File: August 2011
Timlollarpalooza
In keeping with last month’s baseball-themed Pitchfork Festival preview, we’ve dedicated our Lollapalooza snippet to the playing days of former San Diego Padres pitcher Tim Lollar, who did his damnedest to help the Cubs win in ’84 (4 IP, 2 HR, 4 BB). Lollar also wears the distinction of having been traded to the White Sox with prospect Ozzie Guillen for powder-loving hurler LaMarr Hoyt.
The story of ‘Palooza ’11 (represented this issue with a feature on Cults) is the continued courting of top-40 fans through headliners, who have always been in play but never so much with both Eminem and Colplay doing battle in Bigdollarpalooza. The question is, if scores of either’s fans bought tickets, will they stick around for the other acts? Otherwise the subplot is the larger-scale infusion of electronic music, which – as the booking agents of the Congress and North Coast Festival have learned – really packs ’em in. Founder Perry Farrell‘s latest incarnation includes his wife Etty, for the imaginatively dubbed PerryEtty.
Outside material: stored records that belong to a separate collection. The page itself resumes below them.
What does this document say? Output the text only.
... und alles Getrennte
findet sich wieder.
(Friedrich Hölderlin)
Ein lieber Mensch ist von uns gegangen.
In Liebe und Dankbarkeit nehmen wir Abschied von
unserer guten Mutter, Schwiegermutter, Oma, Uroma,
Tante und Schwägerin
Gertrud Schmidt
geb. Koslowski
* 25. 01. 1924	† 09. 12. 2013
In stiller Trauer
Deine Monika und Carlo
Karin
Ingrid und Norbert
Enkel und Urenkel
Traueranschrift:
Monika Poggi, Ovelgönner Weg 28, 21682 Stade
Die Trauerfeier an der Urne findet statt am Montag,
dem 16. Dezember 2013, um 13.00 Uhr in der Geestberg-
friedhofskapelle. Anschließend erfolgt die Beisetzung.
At Palooza, they’ll face off with Carl Craig, Girl Talk, Pretty Lights, Kid Cudi, Afrojack, Modeselektor, Skrillex, Chuckie, The Glitch Mob, Jay Electronica, and Daedelus.
Use A Coaster
By the time Labor Day weekend rolls around, we’ll be so sick of our ball teams that it’s really not worth it to weave our national craptime into this North Coast Festival bit. (No, really, the Sox will finally start hitting!) As Lollapalooza picks up more electronic acts, NCF has been backing up and frantically running its hands over the tables in hopes of a weapon to counterstrike: instead, it comes up with a joint and a Democratic Party trinket, courtesy rappers Wiz Khalifa and GOP lightning rod Common.
Dancing remains the program’s forte (September 2nd to 4th in Union Park), featuring stalwart acts like David Guetta, Bassnectar, STS9, Fatboy Slim, Thievery Corporation, Rusko, Benny Benassi, Lotus, Neon Indian, and more, but also slips in Gogol Bordello, Of Montreal, Budos Band, and a local contingent including California Wives, Van Ghost, Hood Internet, and Team Bayside High.
Rupert Needs A Friend
If embattled media tycoon Rupert Murdoch were actually A-Teamer H.M. Murdock, he’d just storm out of Parliamentary hearings and do something zany in a Huey. But the 80-year-old mastermind already had cause to be sullen before the News Of The World hacking scandal: that being the $545 million loss his News Corp. sustained when it sold Myspace to Specific Media last month. Despite what anyone thinks of Murdoch or how he peddles his influence, his effectiveness and foresight (believing Americans would take to a fourth major network (Fox); how to steer politics from a 24/7 cable-news station) could not be questioned – until the Myspace disaster. Hailed as a visionary when he bought it in 2005, some analysts thought he’d use Myspace to challenge MTV (indeed, some Viacom executives were fired after the MTV parent failed to table a winning bid). Myspace quickly fell behind Facebook, however, getting dissed in the 2007 film Superbad and hemorrhaging ad revenues. It’s still an effective home for musicians to reach fans, as long as your favorite’s page doesn’t scream at you, “Myspace is dead! Visit us on Facebook!”
– Steve Forstneger
As Exxxotic As They Wanna Be
Raunchy rap act 2 Live Crew have been chopped down to just two members, yet the show must go on – particularly at their regular gigs at the eXXXotica Expo. Last month, remaining reps Brother Marquis and Fresh Kid Ice stopped by the Donald E. Stephens Convention Center in Rosemont to headline the traveling exhibition that’s rife with porn stars. While the duo resurrected controversial hits like “Pop That Pussy,” a handful of the scantily clad eXXXotica girls joined 2 Live on stage and quickly took over the show. (A few audience members even got lap dances.) Rhyming gradually took second fiddle to the on-stage antics, but would we expect anything else from the group who put sex rap on the map and who fought obscenity charges in the process? 2 Live Crew are possibly the perfect fit for the eXXXotica stage even if they haven’t had a hit in more than a decade.